Я подумал раз, подумал другой. Матушке своей объявил, она поплакала, будучи совершенно уверенной, что оторвет мне шальной осколок голову при первой же возможности. А ей детишек поднимать, одной и почем зря. И от того подлец я окаянный, ни о ком не думающий. Я подумал в третий раз. Для ровного счета, а больше из любви к Святой Троице. И решился поехать, несмотря на скрип в сердце и холодок под ложечкой от дурных предчувствий.
Вот и все предисловие.
1. Колонна
Для начала я расскажу о том, как остался жив.

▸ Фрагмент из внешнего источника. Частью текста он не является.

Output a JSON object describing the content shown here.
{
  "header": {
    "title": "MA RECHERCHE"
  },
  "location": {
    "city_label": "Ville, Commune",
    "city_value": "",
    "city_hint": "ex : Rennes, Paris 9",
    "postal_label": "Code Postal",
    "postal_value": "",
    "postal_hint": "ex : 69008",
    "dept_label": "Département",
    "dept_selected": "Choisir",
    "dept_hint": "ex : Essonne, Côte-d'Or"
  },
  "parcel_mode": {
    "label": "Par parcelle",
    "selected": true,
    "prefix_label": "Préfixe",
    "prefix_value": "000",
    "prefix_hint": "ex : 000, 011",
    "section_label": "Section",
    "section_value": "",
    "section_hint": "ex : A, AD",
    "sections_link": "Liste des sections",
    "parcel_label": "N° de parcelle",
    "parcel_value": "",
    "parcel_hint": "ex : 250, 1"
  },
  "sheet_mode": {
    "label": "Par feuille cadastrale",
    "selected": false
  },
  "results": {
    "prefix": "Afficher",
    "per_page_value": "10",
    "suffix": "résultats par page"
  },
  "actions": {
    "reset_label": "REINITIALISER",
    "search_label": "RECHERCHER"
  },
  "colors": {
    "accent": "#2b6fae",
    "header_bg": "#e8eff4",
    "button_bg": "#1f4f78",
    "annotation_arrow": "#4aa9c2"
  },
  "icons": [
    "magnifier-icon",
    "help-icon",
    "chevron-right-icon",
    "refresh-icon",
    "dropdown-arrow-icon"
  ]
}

В один из дней я был отправлен из прифронтового госпиталя в тыловой госпиталь. По срочной надобности и из-за моей же глупости. Привезли отцы полевой иконостас из Москвы в подарок госпиталю. И, пока разгружались лекарства, меня командировали этот иконостас собрать. То есть соединить между собой три створки на петлях и шурупах. Поднял я его наверх, освободил от пленки и разложил створки на полу. Несчастье мое заключалось в том, что створок было всего две, а не три. Третья исчезла, пропала, или сквозь землю провалилась, или ее забыли положить в комплект. Донесение мое на этот счет очень расстроило руководителя миссии, отца А. И он велел мне вернуться в наш базовый лагерь, в тыловой госпиталь в 50 км от текущего местоположения, забрать второй иконостас, с тем чтобы из двух некондиционных сложить один полноценный.
— Только нигде не останавливайся, — сказал он. — По дорогам рыщут ДРГ противника. Я не хочу твоей жене привезти лишь твой труп.
Вдохновленный отцовской заботой, я поехал обратно. И сначала все было хорошо. А потом, перед самыми сумерками, я догнал колонну военной техники. Это ехала с фронта дюжина усталых танков, БМП и БТР, кто своим ходом, а кто на тягачах. И ехали они медленно, не включая фар. И здесь выяснилось, что свет не видывал дураков, подобных мне. Потому, что я решил обогнать колонну. В гражданской жизни, от которой я еще не успел отвыкнуть, я ни разу в жизни не догонял колонну бронетехники. И мне никто не объяснил, что будет, если. Короче, я обогнал тягач, другой, а после них еще и танк и встал прямо перед ним. Как бельмо на глазу. Кто-нибудь мешался под гусеницами у танка, час назад вышедшего из боя? Это я, прости Господи, Хрисанф Каменный.
Я понял, что совершил ужасную ошибку.
Потому, что танк сзади меня нервно фыркнул и лязгнул гусеницами по асфальту, а тягач впереди затормозил без всяких предупредительных «стопов».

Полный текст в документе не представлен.